Now we have found two things to make a guess for $\mathbb{E}_{n}\left[s\right]$. First of, we can calculate $\mathbb{E}_{n}\left[s\right]$ by using recursion (with $\mathbb{E}_{0}\left[s\right]=0$):

\begin{equation}
\begin{split}
\mathbb{E}_{n\ge1}\left[s\right] &=&\,\frac{1}{n} \cdot \sum_{k=0}^{n-1}\left(\mathbb{E}_{k}\left[s\right]+1\right)
\end{split}
\end{equation}

And furthermore, it turns out that if you do the recursion and plug in the results for $\mathbb{E}_{k<n}\left[s\right]$
into $\mathbb{E}_{n}\left[s\right]$, you find:

\begin{equation}
\begin{split}
\mathbb{E}_{n\ge2}\left[s\right] &=&\,\frac{1}{2} \cdot \mathbb{E}_{1}\left[s\right] + \frac{1}{2}+\sum_{k=2}^{n} \frac{1}{k} \\
\end{split}
\end{equation}

This can also be writen as:

\begin{equation}
\begin{split}
\mathbb{E}_{n\ge1}\left[s\right] &=&\,\mathbb{E}_{n-1}\left[s\right] + \frac{1}{n}
\end{split}
\end{equation}


So given a starting integer $x_{0}$, we can find $\mathbb{E}_{x_o}\left[s\right]$. This gives an expected value for how long the sequence goes on. Now let's plug in some numbers and see what our simulation has to say about our expectations.

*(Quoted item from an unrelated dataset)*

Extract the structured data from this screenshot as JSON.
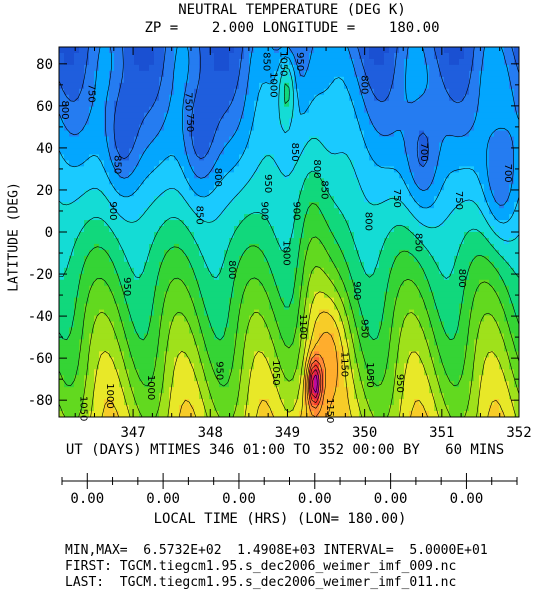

| x_0 | $\mathbb{E}_{x_o}\left[s\right]$     |
|-------|-----|
| $1$  | $1.000$   |
| $2$ | $1.500$   |
| $3$  | $1.833$   |
| $4$ | $2.083$   |
| $5$ | $2.283$   |
| $6$ | $2.450$  |
| $7$ | $2.593$   |
| $8$ | $2.718$  |
| $\dots$ | $\dots$ |
| $10$ | $2.929$  |
| $\dots$ | $\dots$ |
| $50$ | $4.499$ |
| $\dots$ | $\dots$ |
| $100$ | $5.187$ |
| $\dots$ | $\dots$ |
| $250$ | $6.101$ |
| $\dots$ | $\dots$ |
| $10^{100}$ | $230.836$ |

In [230]:
import math
import random
import numpy as np

def sequence_length_calc(input_integer):
    if isinstance(input_integer, int) == False:
        print("This function can only handle integers!")
    if input_integer < 1:
        print("Input must be bigger than 1")
    else:
        sum_formula = 0
        for number in range(1, input_integer+1):
          sum_formula += 1/number
        return sum_formula

def random_number_generator(input_integer):
    if input_integer < 1:
        print("Input must be bigger than 1")
    else:
        return random.randint(0, input_integer-1)

def sequence_length(input_integer, step_counter):
    x_i = random_number_generator(input_integer)
    if x_i == 0:
        return step_counter
    return sequence_length(x_i, step_counter+1)
        
        
test_integer_list = [1, 2, 3, 4, 5, 6, 7, 8, 10, 50, 100, 250, 10**(100)]
measurements = 100000

for starting_integer in test_integer_list:
    integer_step_list = []
    for measurement in range(measurements):
        integer_step_list.append(sequence_length(starting_integer, step_counter=1))
    print("Empirical mean and std of steps for the starting integer {0:.1e}".format(starting_integer)+": {0:.3f}".format(np.mean(integer_step_list))+ " +/- {0:.3f}".format(np.std(integer_step_list)))


Empirical mean and std of steps for the starting integer 1.0e+00: 1.000 +/- 0.000
Empirical mean and std of steps for the starting integer 2.0e+00: 1.502 +/- 0.500
Empirical mean and std of steps for the starting integer 3.0e+00: 1.837 +/- 0.689
Empirical mean and std of steps for the starting integer 4.0e+00: 2.083 +/- 0.812
Empirical mean and std of steps for the starting integer 5.0e+00: 2.283 +/- 0.907
Empirical mean and std of steps for the starting integer 6.0e+00: 2.452 +/- 0.978
Empirical mean and std of steps for the starting integer 7.0e+00: 2.598 +/- 1.042
Empirical mean and std of steps for the starting integer 8.0e+00: 2.721 +/- 1.090
Empirical mean and std of steps for the starting integer 1.0e+01: 2.928 +/- 1.175
Empirical mean and std of steps for the starting integer 5.0e+01: 4.496 +/- 1.698
Empirical mean and std of steps for the starting integer 1.0e+02: 5.189 +/- 1.881
Empirical mean and std of steps for the starting integer 2.5e+02: 6.097 +/- 2.108
Empirical mean a

This is looking pretty good, though I would be pretty careful with large integers, since there is always a numeric error you have to consider, but it seems like it works pretty good for numbers up to a googol.